Written by Thomas Osborne Davis. The poem, or part of it, was read at the funeral of John F. Kennedy by his brother.
“Did they dare, did they dare, to slay Eoghan Ruadh O’Neill?”
“Yes, they slew with poison him they feared to meet with steel.”
“May God wither up their hearts! May their blood cease to flow,
May they walk in living death, who poisoned Eoghan Ruadh.”
“Though it break my heart to hear, say again the bitter words.
From Derry, against Cromwell, he marched to measure swords:
but the weapon of the Sassanach met him on his way.
And he died at Clogh Uachtar, upon St. Leonard’s day.”
“Wail, wail ye for the Mighty One. Wail, wail ye for the Dead.
Quench the hearth, and hold the breath – with ashes strew the head.
How tenderly we loved him. How deeply we deplore!
Holy Saviour! But to think we shall never see him more!”
“Sagest in the council was he, kindest in the hall,
Sure we never won a battle -”Twas Owen won them all.

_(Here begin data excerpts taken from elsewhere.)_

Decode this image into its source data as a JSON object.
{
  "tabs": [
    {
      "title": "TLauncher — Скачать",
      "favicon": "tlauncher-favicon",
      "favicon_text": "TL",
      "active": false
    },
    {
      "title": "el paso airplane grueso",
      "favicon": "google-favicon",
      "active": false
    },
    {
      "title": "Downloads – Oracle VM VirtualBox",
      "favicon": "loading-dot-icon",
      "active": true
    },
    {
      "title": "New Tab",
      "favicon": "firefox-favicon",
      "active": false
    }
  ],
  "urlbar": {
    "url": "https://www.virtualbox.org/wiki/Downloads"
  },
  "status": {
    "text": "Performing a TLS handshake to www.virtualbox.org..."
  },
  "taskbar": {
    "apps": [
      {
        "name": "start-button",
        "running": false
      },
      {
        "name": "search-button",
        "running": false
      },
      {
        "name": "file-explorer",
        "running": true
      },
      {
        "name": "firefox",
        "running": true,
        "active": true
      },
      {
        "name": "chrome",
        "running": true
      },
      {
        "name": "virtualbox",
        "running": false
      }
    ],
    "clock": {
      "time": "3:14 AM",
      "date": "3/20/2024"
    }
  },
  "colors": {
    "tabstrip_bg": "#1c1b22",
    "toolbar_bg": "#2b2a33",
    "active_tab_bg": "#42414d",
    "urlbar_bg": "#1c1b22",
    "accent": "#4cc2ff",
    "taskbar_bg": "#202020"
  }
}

Had he lived – had he lived – our dear country had been free:
But he’s dead, but he’s dead, and ’tis slaves we’ll ever be.”
“O’Farrell and Clanricarde, Preston and Red Hugh,
Audley and MacMahon, ye valiant, wises and true;
But – what are ye all doing to our darling who is gone?
The Rudder of our Ship was he, our Castle’s corner stone.”
“Wail, wail him through the Island! Weep, weep for our pride!
Would that on the battle field our gallant chief had died!
Weep the Victor of Beinn Burb – weep him young and old:
Weep for him, ye women – your beautiful lies cold!”
“We thought you would not die – we were sure you would not go,
And leave us in out utmost need to Cromwell’s cruel blow –
Sheep without a shepherd, when the snow shuts our the sky –
O! why did you leave us, Eoghan? Why did you die?”
“Soft as woman’s was your voice, O’Neill! Bright was your eye,
O! why did you leave us Eoghan? Why did you die?
Your troubles are all over, you’re at rest with God on high,
But we’re slaves, and we’re orphans, Eoghan! – why did you die?”